Plus tard, devenue infirmière, un des patients que j’eus sous mes soins fut aux prises avec des voix, un symptôme connu de la schizophrénie. Un jour, hors de l’hôpital, il répondit à une injonction biblique lui dictant de crever son oeil droit. Les médicaments l’aidèrent à sortir d’une terrible psychose, à calmer les voix intérieures mais une fois celles-ci revenues, hors de la vue de tous, il s’attaqua à son autre oeil. Cette fois-là, des voix sataniques d’un groupe rock se mêlèrent à l’injonction biblique et eurent une deuxième fois raison de son oeil et pour toute la vie. Quoique je n’aie pas été témoin de cette scène, mais plutôt de l’enfermement mental dans lequel se trouvait le jeune homme une fois interné, de la famille dévastée, d’une équipe de soins culpabilisée et dont les moyens n’étaient pas à la hauteur de tels problèmes, cette question du rapport complexe à la réalité fut autant que celle des normes, tout aussi fondamentale, pour me faire basculer vers l’anthropologie. Ce jeune homme dont je ne sais ce qu’il est devenu, avait à l’époque mon âge, 22 ans. Avec mes amis et aussi les collègues de cette époque, je ne pouvais pas traduire toute l’émotion que cela me provoquait, de même que toutes les questions qui déferlaient en moi. Ce type d’expérience se partage assez mal, un peu comme certains terrains d’anthropologues exigent des années de travail avant qu’ils ne puissent être adéquatement traduits et les récits transmis. Le stigma qui entoure la réalité des personnes qui vivent avec des problèmes de santé mentale est tel que les personnes qui acceptent de le côtoyer le vivent un peu aussi ; les soignants de ces milieux forment d’ailleurs un groupe un peu à part. La psychiatrie n’est-elle pas encore cet objet obscur de la médecine ? Quoiqu’il en soit, ces images restèrent à jamais enfouies en moi, celles de ce jeune homme et de nombreuses autres, de l’invisibilité de la personne psychotique enfermée, dit-on « pour son bien et celui des autres », de la honte qu’elle provoque et aussi de la peur, d’une part de l’intraduisible de telles expériences. En langage cinématographique, on parle de « hors-champ » ; en anthropologie, cela nous ramène comme le dit si bien Ellen Corin (1986) vers la « Centralité des marges et dynamiques des centres ».

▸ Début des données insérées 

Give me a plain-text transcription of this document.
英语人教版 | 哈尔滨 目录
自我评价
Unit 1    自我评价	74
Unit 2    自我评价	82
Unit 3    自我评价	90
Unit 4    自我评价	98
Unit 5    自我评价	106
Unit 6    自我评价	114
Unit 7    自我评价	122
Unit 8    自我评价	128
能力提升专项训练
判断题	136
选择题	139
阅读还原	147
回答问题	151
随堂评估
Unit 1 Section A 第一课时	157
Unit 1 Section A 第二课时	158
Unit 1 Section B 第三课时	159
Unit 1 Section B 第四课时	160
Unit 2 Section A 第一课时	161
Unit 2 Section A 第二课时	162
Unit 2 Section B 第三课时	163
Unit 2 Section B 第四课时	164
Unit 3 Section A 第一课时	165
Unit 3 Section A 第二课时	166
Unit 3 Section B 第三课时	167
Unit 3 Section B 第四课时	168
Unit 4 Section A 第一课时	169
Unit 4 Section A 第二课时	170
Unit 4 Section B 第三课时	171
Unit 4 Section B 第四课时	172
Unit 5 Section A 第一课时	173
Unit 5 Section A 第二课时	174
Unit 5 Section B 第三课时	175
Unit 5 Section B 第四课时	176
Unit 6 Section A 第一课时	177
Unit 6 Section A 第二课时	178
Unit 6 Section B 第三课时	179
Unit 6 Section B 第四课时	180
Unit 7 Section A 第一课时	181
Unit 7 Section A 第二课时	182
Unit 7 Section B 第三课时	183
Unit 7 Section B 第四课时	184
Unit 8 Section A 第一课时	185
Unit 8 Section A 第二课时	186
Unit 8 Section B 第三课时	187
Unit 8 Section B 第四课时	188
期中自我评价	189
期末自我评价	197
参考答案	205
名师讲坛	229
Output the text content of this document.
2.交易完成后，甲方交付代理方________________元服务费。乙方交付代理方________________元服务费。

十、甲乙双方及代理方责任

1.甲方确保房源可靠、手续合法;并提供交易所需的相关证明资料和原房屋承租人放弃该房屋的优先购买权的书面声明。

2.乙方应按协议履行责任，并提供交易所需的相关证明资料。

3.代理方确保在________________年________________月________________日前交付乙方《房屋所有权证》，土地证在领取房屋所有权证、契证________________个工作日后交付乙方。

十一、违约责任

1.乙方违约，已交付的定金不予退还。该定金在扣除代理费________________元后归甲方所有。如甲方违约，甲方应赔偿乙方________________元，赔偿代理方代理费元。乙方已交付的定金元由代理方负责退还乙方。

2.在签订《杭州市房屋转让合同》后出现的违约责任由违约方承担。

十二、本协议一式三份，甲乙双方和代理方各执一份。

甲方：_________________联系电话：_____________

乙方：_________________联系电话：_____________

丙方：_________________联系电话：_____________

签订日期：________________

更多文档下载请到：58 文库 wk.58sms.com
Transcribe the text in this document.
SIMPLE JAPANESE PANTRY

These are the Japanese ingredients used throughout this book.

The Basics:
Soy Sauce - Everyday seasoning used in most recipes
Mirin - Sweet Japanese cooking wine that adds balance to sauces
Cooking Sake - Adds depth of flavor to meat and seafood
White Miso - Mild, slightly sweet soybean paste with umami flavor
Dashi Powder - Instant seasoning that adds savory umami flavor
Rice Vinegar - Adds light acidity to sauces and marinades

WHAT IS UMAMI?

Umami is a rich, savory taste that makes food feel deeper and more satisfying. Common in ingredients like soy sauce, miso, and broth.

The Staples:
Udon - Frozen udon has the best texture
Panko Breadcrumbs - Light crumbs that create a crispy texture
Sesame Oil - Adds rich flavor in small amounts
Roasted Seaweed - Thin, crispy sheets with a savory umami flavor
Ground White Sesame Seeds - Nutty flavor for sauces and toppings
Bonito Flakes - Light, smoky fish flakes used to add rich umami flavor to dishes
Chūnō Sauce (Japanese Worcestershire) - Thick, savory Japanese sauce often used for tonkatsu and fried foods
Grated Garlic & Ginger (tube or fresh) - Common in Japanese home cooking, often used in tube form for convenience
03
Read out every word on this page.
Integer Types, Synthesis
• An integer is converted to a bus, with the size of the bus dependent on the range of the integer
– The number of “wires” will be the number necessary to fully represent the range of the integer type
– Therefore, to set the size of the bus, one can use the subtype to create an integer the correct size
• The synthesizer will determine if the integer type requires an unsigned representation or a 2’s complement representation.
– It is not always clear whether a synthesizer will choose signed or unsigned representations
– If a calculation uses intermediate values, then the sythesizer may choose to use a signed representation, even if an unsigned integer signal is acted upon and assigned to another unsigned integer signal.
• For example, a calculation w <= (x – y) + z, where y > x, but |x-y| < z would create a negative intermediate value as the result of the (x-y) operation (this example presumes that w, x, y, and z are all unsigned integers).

C’est entre autres par cette expérience que je qualifierais de fondatrice que je suis arrivée à l’anthropologie dans la mesure où les lectures des intellectuels qui questionnaient les normes collectives des sociétés, ainsi que leur relativité, m’ont proposé des avenues et de nouvelles questions, et, toute ma vie et encore aujourd’hui, elles m’ont servi de repères, sans jamais me lasser. Le caractère difficilement traduisible et partageable des expériences que font des personnes qui vivent avec un diagnostic de maladie grave en santé mentale et celles des personnes qui les accompagnent, et les images qui m’en sont restées, m’ont longtemps hantées. Il y avait quelque chose de traumatisant d’être privée d’outils de traduction et d’analyse en dehors des outils professionnels que je détenais déjà et qui ne me satisfaisaient pas. Ce qui me questionnait était vraiment le rapport aux normes, à l’hégémonie culturelle, à l’exclusion, aux inégalités sociales, aux rapports de pouvoir, à la nature même de ce que serait la réalité. La seule façon que j’eus à ce moment de tenter de traduire cet intraduisible fut la poésie, un langage que je ne maîtrisais pas vraiment mais qui m’autorisait à parler de la folie et des limites symboliques du monde dans lequel je vivais. Je souhaitais ainsi parler de ceux laissés derrière les murs, derrière les barrières culturelles et sociales, donc comprendre et traduire ce hors-champ de la culture. Ce que mes premiers écrits anthropologiques firent mais aussi mes premiers poèmes : lire le monde depuis ses marges. Le parcours anthropologique que j’amorçais dès le milieu des années 1970 à l’Université Laval m’a donc vite plongée du côté de l’anthropologie médicale : le croisement de la discipline avec la profession infirmière et l’anti-psychiatrie, mais aussi avec d’autres influences telles que ma participation au mouvement féministe, à la contre-culture, au mouvement littéraire de la nouvelle écriture[4], tout cela finissait par converger.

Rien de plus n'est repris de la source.